Mapping for entry points
Maps columns for entry points datasets (e.g., border crossings, airports, seaports).
Required:
- point_name
: Name/description of the entry point
- Geospatial info: either lat
/lng
or geometry
Optional:
- mode
: Contraband status (C
, NC
, or missing)
- type
: Type of entry point (AIR
, SEA
, BC
, CC
, TC
, or missing)
- sources
: List of ISO3 codes for source countries
Mapping for epidemiological units
Maps columns for epidemiological units datasets (e.g., administrative areas).
Required:
- eu_name
: Name/description of the epi unit
- geometry
: Geospatial polygon/multipolygon
Optional:
- eu_id
: Unique identifier for the epi unit
Mapping for animal mobility
Maps columns for animal movement datasets.
Required:
- o_name
: Origin name
- d_name
: Destination name
- d_lng
, d_lat
: Destination longitude/latitude
Optional:
- o_iso3
, o_lng
, o_lat
: Origin ISO3 code or coordinates
- d_iso3
: Destination ISO3 code
- quantity
: Number of animals moved
Mapping for emission risk factors
Maps columns for emission risk factors datasets (used for risk scoring).
Required:
- iso3
, country
, disease
, animal_category
, species
- Control/surveillance measures: disease_notification
, targeted_surveillance
, general_surveillance
, screening
, precautions_at_the_borders
, slaughter
, selective_killing_and_disposal
, zoning
, official_vaccination
- last_outbreak_end_date
, commerce_illegal
, commerce_legal
Optional:
- data_source
: Source of the data
Each mapping function returns a mapping object that can be passed to apply_mapping()

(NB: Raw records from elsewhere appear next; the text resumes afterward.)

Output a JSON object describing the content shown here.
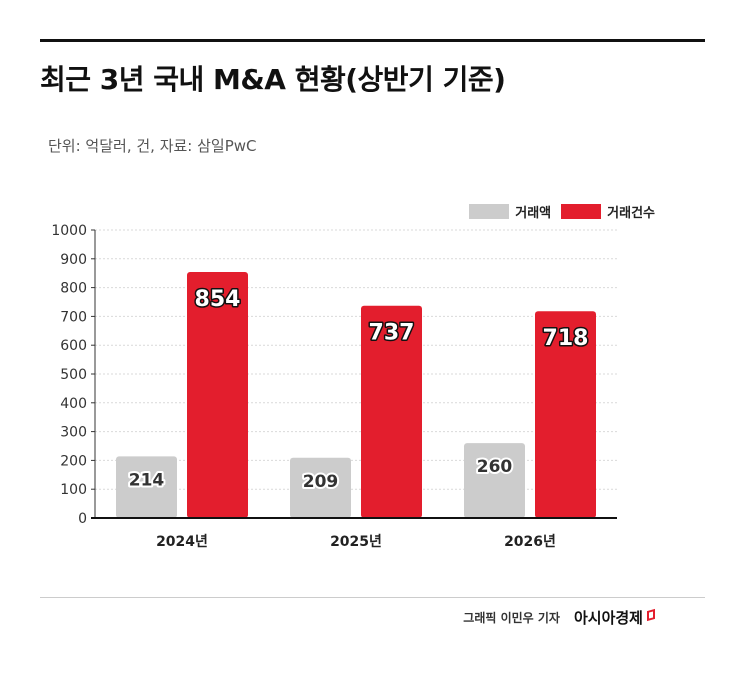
{
  "header": {
    "title": "최근 3년 국내 M&A 현황(상반기 기준)",
    "unit_note": "단위: 억달러, 건, 자료: 삼일PwC"
  },
  "legend": [
    {
      "label": "거래액",
      "color": "#cccccc"
    },
    {
      "label": "거래건수",
      "color": "#e31e2d"
    }
  ],
  "footer": {
    "credit": "그래픽  이민우 기자",
    "brand": "아시아경제"
  },
  "chart_data": {
    "type": "bar",
    "categories": [
      "2024년",
      "2025년",
      "2026년"
    ],
    "series": [
      {
        "name": "거래액",
        "values": [
          214,
          209,
          260
        ],
        "color": "#cccccc"
      },
      {
        "name": "거래건수",
        "values": [
          854,
          737,
          718
        ],
        "color": "#e31e2d"
      }
    ],
    "ylim": [
      0,
      1000
    ],
    "yticks": [
      "0",
      "100",
      "200",
      "300",
      "400",
      "500",
      "600",
      "700",
      "800",
      "900",
      "1000"
    ],
    "grid": true,
    "legend_position": "top-right",
    "data_labels": true
  }
}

to standardize and validate your dataset for use in the ‘riskintro’ analysis pipeline.
References data
The package includes several reference datasets that are used in the context of animal disease risk estimation:
- iso3 country codes, available with the function
country_reference()
. Also a utility functioniso3_to_name()
is provided to convert ISO3 codes to country names.